A Prince who had aged and passed away without ever finding an answer. And others had come after him, as the years marched in their inexorable course, all of them the bearers of Lune’s trust, all of them—ultimately—failures.
Now it was Galen’s turn, to carry that burden, and to fall beneath it.
“I haven’t the slightest idea,” the Queen said, unaware of his dreary thoughts, “what meeting of worlds will save us this time. But I am certain it will need us both to do it. Whether it is some effect of the Onyx Hall’s nature, or simply the consequence of my governance these centuries, that has always been the case. I will contribute what I can, and you will do the same, and out of that will come the answer.”
She did not sound complacent; she had struggled against this question for too many years to be complacent. But the confidence in her voice gave Galen heart.
His sudden inspiration must have produced an audible sound, for Lune raised her arching eyebrows. “Yes?”
“I,” Galen said, and hesitated. “I don’t know how this could be of help.”
“We have tried everything that might be,” she said, with a hint of weary amusement. “We might as well try the things that
It seemed thinner and weaker the longer he thought about it, but the Queen was waiting. Galen said, “Natural philosophy.”
She didn’t laugh, or dismiss it out of hand. It was something mortals could contribute, that fae knew little of: the rational understanding of the world, as achieved through observation and experimentation. Every day, new discoveries, sending beams of light into the dark mysteries of nature. It had warned them of their impending peril; perhaps it could also save them.

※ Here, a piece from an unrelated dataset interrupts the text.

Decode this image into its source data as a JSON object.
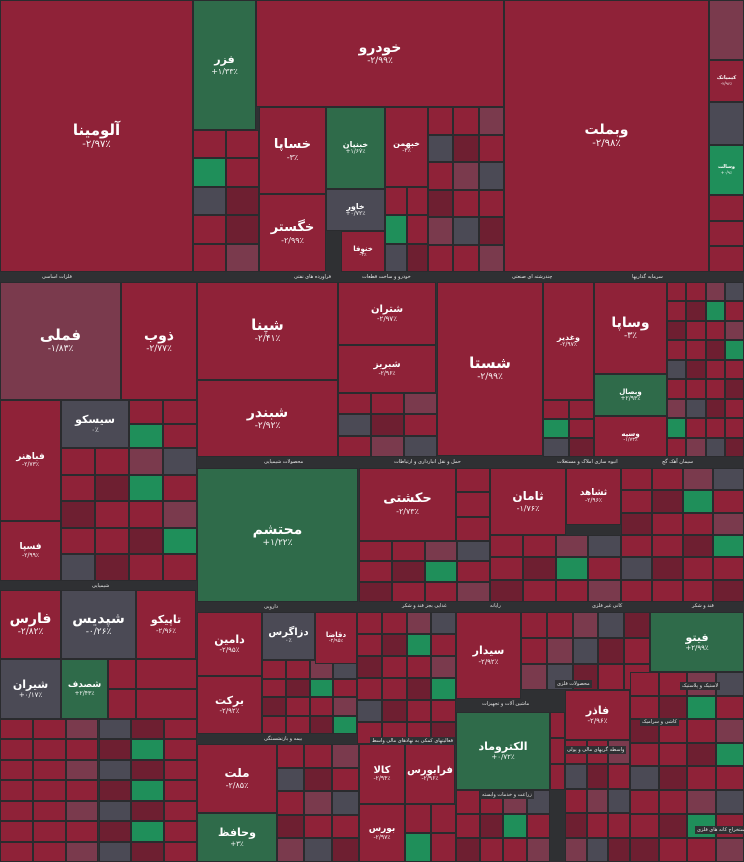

Lune followed the thought to its inevitable conclusion even as Galen did. If such knowledge were to aid them, there was but one place to seek it out. “The Royal Society,” she said.
A fellowship of the most learned men in Britain, with allies all over Europe. Lune’s growing smile made Galen’s heart soar—until a new thought dragged it down once more. For him to gain entrée into the Royal Society, he would have to beg a favour of the last person to whom he wanted to owe a debt.
She knew it as well as he did. She said, “Can you get your father’s assistance?”
In the ordinary way of things, night was the ideal time for sneaking and subterfuge. Honest men were in their beds, with only the occasional watchman to sound an alarm, and darkness provided a friendly veil against such eyes.
The Royal Observatory at Greenwich did not operate according to the ordinary rules of society. Here, men slept during the day, and woke at night to observe the stars and moon and the distant planets.
Which became something of a problem when others wished to use their instruments, in secret, without their permission.
But the Onyx Court played home to many creatures that took pride in their stealth. If it was strange for them to operate in sunlight, they adapted. They had good reason to wish for success in this undertaking. So they went to Greenwich in the light of day, and moved either disguised or unseen among the astronomers and clerks and servants who worked there, bearing with them tiny vials of crystal. In those vials lay the essences of faerie herbs, gathered from the gardens of the Onyx Hall, to prepare for the coming night.
The contents of the vials went into food, into wine, into the bitter coffee drink some of the men swore sharpened their wits and kept them alert during their vigils. One by one, the men of the observatory slept, and dreamt the dreams provided to them.
Lune reached the top of the hill as a puck bent to drip visions on the eyelids of the last sleeper, a man who had curled up on the grass at the foot of Flamsteed’s great telescope. Behind her, three stocky yarthkins lugged a heavy crate up the slope. One man in his forties, hair thinning on top but still hale, wheezed theatrically as he staggered through the courtyard gate. “I swear it gets steeper every time.”
“This is the last time you have to climb it, Jack.” Lune stepped from the cobbled courtyard onto the grass, then stood gazing up at the telescope, and the stars beyond.
She could not see the one she sought. But that was what telescopes were for.
Jack Ellin, Prince of the Stone, nodded cheerfully. “Indeed. Either we exile this beast beyond the boundaries of the world—or it gets free and burns us all to ash. Either way, I won’t have to climb the hill again.”